I am using a liquid handler to remove my samples from the 96 microTUBE rack, but I cannot seem to get the final 20-30ul of sample out. Do you have any suggestions on the type of pipette tips I could use to get to the bottom of the tubes?
When using the robotic liquid handler we strongly recommend use of the 96 microTUBE plate instead of the 96 crimp-cap microTUBE rack. The Beckman P250 pipette tips work very well in aspirating the entire volume of sample from crimped capped microTubes.
35.
Can I store my samples at -20 and -80 in the microTUBES?
We don’t recommend storing samples in the microTUBES. After the treatment samples should be transferred to microcentrifuge tubes for storage.
36.
When I check my sheared samples on a gel, the smear profile looks much different that the size range you indicate on your protocol. Why is that?
The smear profile on a gel is depended on the concentration of the loaded DNA sample, as well as staining technique that is used. Overloading the gel will give an impression of a wider distribution. Also, staining the gel after the electrophoresis will avoid the gradient formation of Ethidium Bromide.
37.
In what type of buffers can I shear my DNA?
We recommend Tris-EDTA pH 8.0 buffer (TE) or 10mM Tris-HCl pH 8.0 to shear the DNA.
38.
Does the DNA source have an effect on the shearing conditions and results?
The Covaris AFA random fragmentation is a DNA source independent process. The protocols on
Covaris web site were developed using lambda and E. coli genomic DNA. Larger or shorter length of starting material may require longer dose to ensure the desired fragments sizes.
39.
When I am done using the Covaris system, how should I properly shut it down?

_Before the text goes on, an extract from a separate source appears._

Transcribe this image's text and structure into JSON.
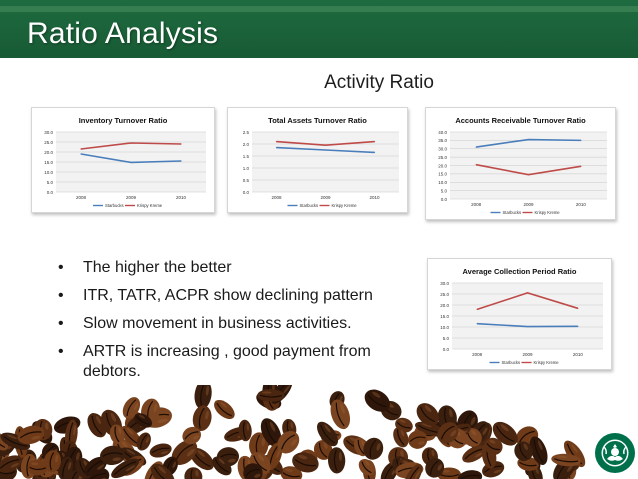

To shut down the instrument, turn off degassing and raise the acoustic assembly to lift the transducer out of the water, and empty the water bath. Place the tank back on the instrument, and turn on the degass pump for 5 seconds to empty the remaining liquid dry it with a lint-free cloth and place it back into

system. The long-term submersion of the transducer in the water bath when not in use may result in permanent damage to the system.
40.
What is AFA-grade water?
It is water meeting AFA-grade specifications (ASTM Type III or ISO Grade 3) such as Covaris
#520101. AFA-grade water is required for Covaris Focused-ultrasonicators to properly complete the acoustic circuit.
41.
How do you determine the target Base Pair (Peak)?
Looking at the electropherogram generated by the Agilent BioAnalyzer with the 12k chip we determine the maximum amplitude of the curve. This value determines the peak size.